We’ve had sickness in our house for two solid weeks now. The five of us have been passing around a cold and a separate but not equal cough/fever. Two weeks is long enough for me to believe that we will just never be healthy again. Ever.
That’s dramatic, but it sure feels true. And when I said that to my counselor last week, he didn’t scoff or try to convince me otherwise. He acknowledged my feelings and commiserated with me. He is such a kind man, to do that.
And when we talked about a difficult conversation I had recently and what was said versus what I heard/felt/believed was said, he acknowledged that, as well. If the message I’ve stored up in my heart is true to me, then we have to deal with that.
I don’t know that I’ve ever had someone validate my feelings like that. I’ve spent my entire life playing down my emotions, because I don’t trust them. You can’t trust emotions. They make you weak. No one value weakness in a person.
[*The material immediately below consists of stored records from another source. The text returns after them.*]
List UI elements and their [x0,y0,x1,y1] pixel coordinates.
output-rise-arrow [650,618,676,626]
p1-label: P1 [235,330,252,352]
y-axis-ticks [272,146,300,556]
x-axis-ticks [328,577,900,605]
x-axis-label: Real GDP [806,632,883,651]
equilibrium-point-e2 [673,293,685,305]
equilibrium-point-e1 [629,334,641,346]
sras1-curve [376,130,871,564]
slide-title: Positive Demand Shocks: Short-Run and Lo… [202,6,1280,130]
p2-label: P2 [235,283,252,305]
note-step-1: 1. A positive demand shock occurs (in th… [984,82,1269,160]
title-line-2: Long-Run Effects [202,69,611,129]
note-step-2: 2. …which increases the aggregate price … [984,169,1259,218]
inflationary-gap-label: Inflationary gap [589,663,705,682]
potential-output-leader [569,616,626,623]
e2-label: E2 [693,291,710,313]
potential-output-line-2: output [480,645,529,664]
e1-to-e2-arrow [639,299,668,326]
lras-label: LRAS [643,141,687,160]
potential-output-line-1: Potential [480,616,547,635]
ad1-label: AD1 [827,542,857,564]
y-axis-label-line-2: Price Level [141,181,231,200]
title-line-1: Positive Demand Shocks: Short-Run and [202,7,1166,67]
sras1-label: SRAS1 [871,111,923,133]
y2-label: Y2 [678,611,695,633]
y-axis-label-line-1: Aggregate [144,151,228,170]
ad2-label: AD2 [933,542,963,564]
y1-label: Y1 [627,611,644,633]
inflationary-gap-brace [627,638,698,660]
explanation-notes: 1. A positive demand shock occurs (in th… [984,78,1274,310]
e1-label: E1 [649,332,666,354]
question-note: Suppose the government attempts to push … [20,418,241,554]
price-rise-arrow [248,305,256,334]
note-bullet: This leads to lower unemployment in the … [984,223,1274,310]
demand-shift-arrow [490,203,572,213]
I’ve been reflecting on this and other lies that I have spent my life believing. I was amazed at how quickly they came to mind, and at how far-reaching the effects are of believing such things.
The lies deal mostly with expectations- the ones I always have, no matter what, in any and every situation. And regardless of the evidence of past experiences or my grip on reality, I always expect perfection. I assume that others expect the same.
That’s a lot of pressure to live with.
That’s a lot of pressure to be married to.
That’s a lot of pressure to be a child of.
That’s a lot of pressure to work with, to befriend, to know.